14. Reqfast, Inc., agrees to notify with at least 6 month prior written notice to Client (otherwise if not possible- without undue delay) the following matters/events: (i) end of life of the Software or Subscription, (ii) any possible risk of insolvency or dissolution of Reqfast, Inc., end of runway of Reqfast, Inc., so that Client can search for alternative solutions or negotiate termination terms.
15. Except for the obligation to make payments, non-performance of either party will be excused to the extent that performance is rendered impossible by any act of God, strike, fire, flood, governmental acts or orders or restrictions, failure of suppliers, or any other reason where failure to perform is beyond the reasonable control of the non-performing party.
16. Relationship of the Parties. Reqfast, Inc. and the Client are independent contractors, and nothing in this Agreement will be construed as making them partners or creating the relationships of employer and employee, master and servant, or principal and agent between them, for any purpose whatsoever. Neither party will make any contracts, warranties or representations or assume or create any obligations, express or implied, in the other party’s name or on its behalf.
17. Notices.

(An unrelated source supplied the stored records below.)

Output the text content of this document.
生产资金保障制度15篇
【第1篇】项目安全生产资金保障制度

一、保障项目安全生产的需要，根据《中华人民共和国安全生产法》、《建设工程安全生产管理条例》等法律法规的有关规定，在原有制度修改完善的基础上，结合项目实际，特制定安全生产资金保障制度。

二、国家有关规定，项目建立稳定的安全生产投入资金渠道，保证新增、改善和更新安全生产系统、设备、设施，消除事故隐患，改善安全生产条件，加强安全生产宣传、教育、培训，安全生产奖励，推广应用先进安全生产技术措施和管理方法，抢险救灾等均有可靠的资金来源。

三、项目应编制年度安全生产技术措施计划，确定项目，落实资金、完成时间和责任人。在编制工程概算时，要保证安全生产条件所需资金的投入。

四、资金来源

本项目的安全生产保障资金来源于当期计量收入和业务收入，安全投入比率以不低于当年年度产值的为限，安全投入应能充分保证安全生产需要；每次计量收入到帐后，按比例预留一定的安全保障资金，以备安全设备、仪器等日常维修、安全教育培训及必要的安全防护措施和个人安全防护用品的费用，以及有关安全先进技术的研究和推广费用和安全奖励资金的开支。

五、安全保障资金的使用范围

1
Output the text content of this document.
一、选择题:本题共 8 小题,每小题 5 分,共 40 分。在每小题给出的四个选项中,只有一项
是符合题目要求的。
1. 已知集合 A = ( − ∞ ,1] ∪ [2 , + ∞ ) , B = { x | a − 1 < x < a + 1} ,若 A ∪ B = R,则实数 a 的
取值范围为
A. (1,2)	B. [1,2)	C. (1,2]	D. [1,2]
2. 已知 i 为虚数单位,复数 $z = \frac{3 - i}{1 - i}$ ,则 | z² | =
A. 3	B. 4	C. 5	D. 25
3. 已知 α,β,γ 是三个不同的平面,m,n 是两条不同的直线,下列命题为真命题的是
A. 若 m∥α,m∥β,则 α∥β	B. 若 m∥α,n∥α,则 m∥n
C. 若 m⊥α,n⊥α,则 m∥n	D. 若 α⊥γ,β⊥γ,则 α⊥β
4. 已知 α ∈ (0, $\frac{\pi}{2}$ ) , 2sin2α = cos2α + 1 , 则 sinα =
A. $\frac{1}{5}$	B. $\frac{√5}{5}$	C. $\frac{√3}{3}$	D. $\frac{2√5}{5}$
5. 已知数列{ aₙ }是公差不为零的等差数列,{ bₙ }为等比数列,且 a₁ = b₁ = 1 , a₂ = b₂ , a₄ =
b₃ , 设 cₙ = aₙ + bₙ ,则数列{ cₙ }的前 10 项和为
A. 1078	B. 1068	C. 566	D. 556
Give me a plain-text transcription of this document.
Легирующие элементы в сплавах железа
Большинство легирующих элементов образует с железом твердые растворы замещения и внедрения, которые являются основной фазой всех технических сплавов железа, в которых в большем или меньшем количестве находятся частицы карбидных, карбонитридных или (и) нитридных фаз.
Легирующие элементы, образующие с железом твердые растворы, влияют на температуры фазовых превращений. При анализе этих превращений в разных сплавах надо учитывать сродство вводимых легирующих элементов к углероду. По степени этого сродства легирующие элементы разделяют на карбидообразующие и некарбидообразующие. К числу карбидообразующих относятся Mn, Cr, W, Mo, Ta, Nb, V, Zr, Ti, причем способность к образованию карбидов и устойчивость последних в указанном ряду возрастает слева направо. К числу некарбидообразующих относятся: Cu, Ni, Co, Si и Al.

Any notice, approval, request, authorization, direction or other communication under this Agreement will be given in writing and will be deemed to have been delivered and given for all purposes (i) on the delivery date if delivered personally to the party to whom the same is directed; (ii) one (1) business day after deposit with a nationally recognized overnight carrier, with written verification of receipt, or (iii) five (5) business days after the mailing date whether or not actually received, if sent by U.S. certified mail, return receipt requested, postage and charges pre-paid or any other means of rapid mail delivery for which a receipt is available, to the address of the party set forth on the applicable Order Form. Either party may change its address by giving written notice of such change to the other party.
18. Waiver and Severability. Performance of any obligation required by a party hereunder may be waived only by a written waiver signed by an authorized representative of the other party, which waiver will be effective only with respect to the specific obligation described therein. The failure of either party to exercise any of its rights under this Agreement will not be deemed a waiver or forfeiture of such rights. The invalidity or unenforceability of one or more provisions of this Agreement will not affect the validity or enforceability of any of the other provisions hereof, and this Agreement will be construed in all respects as if such invalid or unenforceable provision(s) were omitted.